Tuesday, September 26, 2017 4:00pm
To protect the community, it is unlawful to practice as a lawyer or a doctor without having the appropriate qualifications and certifications.
Under a cloak of secrecy the State Government, without the approval of the Parliament, has entered into a contract with a private consortium which will allow it access to and presumably use our private and sensitive land title information.
Other than announcing that there will be the commercialisation of a “range of transactional land services functions” under a 40-year services agreement in exchange for $1.6 billion, scant detail of the terms of the agreement have been released.
South Australia has enjoyed a reputation for having a gold-standard Lands Titles system that is the envy of the world, with quality service provided by dedicated long-term staff. This is critical to investment in our State and to minimise liability if something goes wrong.
Inevitably, private enterprise is focused primarily on financial return to shareholders. Concerns have been raised that the robustness of the system will be weakened and that formerly unnecessary Lands Titles insurance may become commonplace and an additional financial burden with property transactions. That is what happened in Ontario where a similar change was introduced.
Because the government has, to date, refused to disclose the terms of the agreement, it is difficult to know how this private consortium intends to make a return on its considerable investment of $1.6 billion over 40 years. Logically, it must involve substantial fees for the services that it will provide. No satisfactory explanation has been given as to why the government has, unlike NSW, failed to introduce legislation and have the arrangement properly scrutinised by the Parliament. Even if, legally, the transaction can bypass parliamentary scrutiny and be entered into contractually, no good reason has been given as to why the terms of the contract have not been disclosed to the public, whose information is being sold to the purchaser. Further, although the government says that it will regulate the terms of the contract, how can we inform the government of possible breaches if we do not know the terms? We should all be entitled to know what the government has agreed to allow the private consortium to do with our data.

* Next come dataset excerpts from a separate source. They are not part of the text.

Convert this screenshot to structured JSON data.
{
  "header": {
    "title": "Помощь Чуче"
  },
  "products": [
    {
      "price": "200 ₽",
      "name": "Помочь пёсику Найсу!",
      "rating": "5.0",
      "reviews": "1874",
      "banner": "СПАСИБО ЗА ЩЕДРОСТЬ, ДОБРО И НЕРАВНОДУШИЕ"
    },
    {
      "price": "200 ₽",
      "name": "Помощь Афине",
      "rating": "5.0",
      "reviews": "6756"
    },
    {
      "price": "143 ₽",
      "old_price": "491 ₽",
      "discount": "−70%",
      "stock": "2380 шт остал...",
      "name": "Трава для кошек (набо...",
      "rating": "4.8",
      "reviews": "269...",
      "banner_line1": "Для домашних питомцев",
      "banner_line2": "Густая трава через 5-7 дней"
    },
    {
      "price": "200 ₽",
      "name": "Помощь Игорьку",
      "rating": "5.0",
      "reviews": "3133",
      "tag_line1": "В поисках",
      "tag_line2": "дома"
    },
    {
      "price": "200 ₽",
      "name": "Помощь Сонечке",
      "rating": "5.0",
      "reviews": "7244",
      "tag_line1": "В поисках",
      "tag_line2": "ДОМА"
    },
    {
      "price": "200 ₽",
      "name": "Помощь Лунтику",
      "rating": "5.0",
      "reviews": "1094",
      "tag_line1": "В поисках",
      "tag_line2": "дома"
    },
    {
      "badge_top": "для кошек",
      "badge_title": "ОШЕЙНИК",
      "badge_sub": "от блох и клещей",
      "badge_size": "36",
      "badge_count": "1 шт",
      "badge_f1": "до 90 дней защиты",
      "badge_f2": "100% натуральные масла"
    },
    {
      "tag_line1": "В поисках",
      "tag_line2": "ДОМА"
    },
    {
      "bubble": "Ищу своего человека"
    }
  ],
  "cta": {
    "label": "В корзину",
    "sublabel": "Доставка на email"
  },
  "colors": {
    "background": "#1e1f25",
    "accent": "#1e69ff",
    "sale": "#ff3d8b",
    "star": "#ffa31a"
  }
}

The Government says it will continue to control regulated fees, but this suggests that the private operator can introduce new unregulated fees. We would be at the mercy of the private monopoly as to what we have to pay for those new products and services.
If the $1.6 billion is not being used to reduce debt and the Government is depriving itself of potentially hundreds of millions of dollars in revenue per year, how is it in our interest to sell it off?
This continues a worrying trend of highly-profitable, well-run public assets being sold off. What’s next?